3 ways to better manage your taxes
Benjamin Franklin is said to have written in one of his many letters that “in this world nothing can be said to be certain, except death and taxes.” Taxes are a perhaps unfortunate, but necessary way for governments to fund basic government functions like healthcare, education, the military, and infrastructure. Taxes are of major importance, particularly for investors. The return on their investments will depend directly on the amount of taxes they have to pay. For example, an investment of $100,000 that’s 2% more tax-efficient and yields an annual return of 8% instead of 6% will save you a million dollars over the span of forty years. Below are a few tips that might help you manage, defer, or reduce taxes. Please understand that this article constitutes no financial advice and a tax professional should be consulted before taking any action.
Begin With a Tax Software
Many people consider filing tax returns a complicated affair, but it doesn’t have to be. The best tax software for investors will depend on your country and municipality, but if you start with the right software, filing your tax returns immediately becomes a much smoother process. Governments gather their money mostly through income tax on individuals and income tax on companies, which is called corporate tax. In the United States, the entity responsible for collecting these taxes is called the Internal Revenue Service (IRS). Everyone who’s ever had to file a tax return will be familiar with them.
Becoming Efficient with Taks Advantaged Accounts
If you’re an investor with multiple sources of income, understanding how to make your investment as tax-efficient as possible can yield a return that could end up saving you a good amount of money. You can save money for decades but you better invest it to meet your long-term goals. With the development of technology, it become surprisingly effortless to built up enough wealth so you won’t end up without enough money for your retirement. Robo-Advisers are the easy way to do so.
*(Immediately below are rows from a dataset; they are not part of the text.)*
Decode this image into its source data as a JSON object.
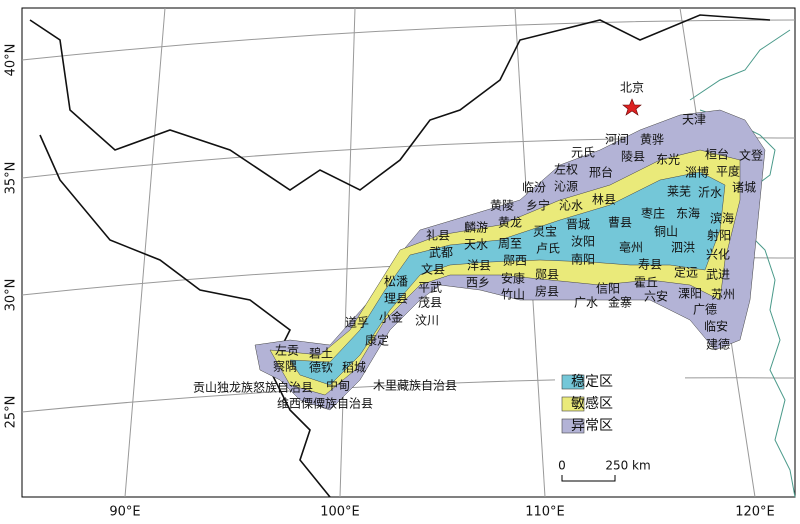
{
  "map": {
    "capital": "北京",
    "labels": [
      "天津",
      "河间",
      "黄骅",
      "元氏",
      "陵县",
      "东光",
      "桓台",
      "文登",
      "左权",
      "邢台",
      "淄博",
      "平度",
      "临汾",
      "沁源",
      "莱芜",
      "沂水",
      "诸城",
      "乡宁",
      "沁水",
      "林县",
      "黄陵",
      "黄龙",
      "晋城",
      "曹县",
      "枣庄",
      "东海",
      "滨海",
      "麟游",
      "灵宝",
      "铜山",
      "射阳",
      "礼县",
      "武都",
      "天水",
      "周至",
      "卢氏",
      "汝阳",
      "亳州",
      "泗洪",
      "兴化",
      "文县",
      "洋县",
      "郧西",
      "南阳",
      "寿县",
      "定远",
      "武进",
      "松潘",
      "西乡",
      "安康",
      "郧县",
      "竹山",
      "房县",
      "信阳",
      "霍丘",
      "平武",
      "理县",
      "茂县",
      "溧阳",
      "苏州",
      "广水",
      "金寨",
      "六安",
      "小金",
      "汶川",
      "广德",
      "道孚",
      "康定",
      "临安",
      "建德",
      "左贡",
      "碧土",
      "察隅",
      "德钦",
      "稻城",
      "贡山独龙族怒族自治县",
      "中甸",
      "木里藏族自治县",
      "维西傈僳族自治县"
    ],
    "legend": [
      "稳定区",
      "敏感区",
      "异常区"
    ],
    "scale": [
      "0",
      "250 km"
    ],
    "lon_labels": [
      "90°E",
      "100°E",
      "110°E",
      "120°E"
    ],
    "lat_labels": [
      "25°N",
      "30°N",
      "35°N",
      "40°N"
    ]
  }
}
Robo Advisors are more like tax optimization bots that tell you how to optimize your portfolio to save on taxes. Now, how do you find the right Robo-Advisor for you? First you better read online reviews or comparisons between the most popular ones
Regardless of your income understanding how to make your investment as tax-efficient as possible can yield a return that could end up saving you a small fortune. Tax-advantaged accounts can allow your money to grow tax-free or allow you to defer paying tax on your money until your retirement. That’s advantageous as you’ll probably pay less taxes when you retire since your income will be less. Tax-advantaged accounts in the USA include 401ks, IRAs, Roth IRAs and more. In Canada, there is the equivalent retirement accounts called RRSPs and a unique account called a tax-free savings account (TFSA for short) that allows you to save not just for retirement but any savings goal that you have
You can save money for decades, but you better invest it in meeting your long-term goals. With the development of technology, it becomes surprisingly effortless to built up enough wealth better still if you reduce your taxes.
Know Your Tax Dates and Stay Organized
You need to know the crucial tax dates and prepare for them in advance. Know the deadline for filing income tax, the deadline for filing tax returns, the deadline to seek tax extension, and so on. This way, you can be certain you won’t pay late tax return payments.
Keep anything related to income tax or capital gains tax in a folder that you can easily pull out when you need to file your tax returns.
Know When and Where to Invest
Investments that you’ve held for less than a year are taxed at a higher rate than investments you held for more than a year. Additionally, you can offset your capital gains against investment losses, although only up to a certain amount. If your losses exceed that amount, you can carry forward your tax losses to offset capital gains in future years.
The type of security you invest in matters too. For example, you pay less tax on qualified investments such as stocks, stock mutual funds, or passively traded exchange-traded funds (ETFs). Payments made into retirement plans are tax-deductible, as are contributions to charity.
There are many more ways to be more efficient when it comes to paying taxes. If you already spend hours researching what stocks or bonds to invest in, dedicate some portion of that time to taxes as well. It could prove to be a worthwhile investment of your time.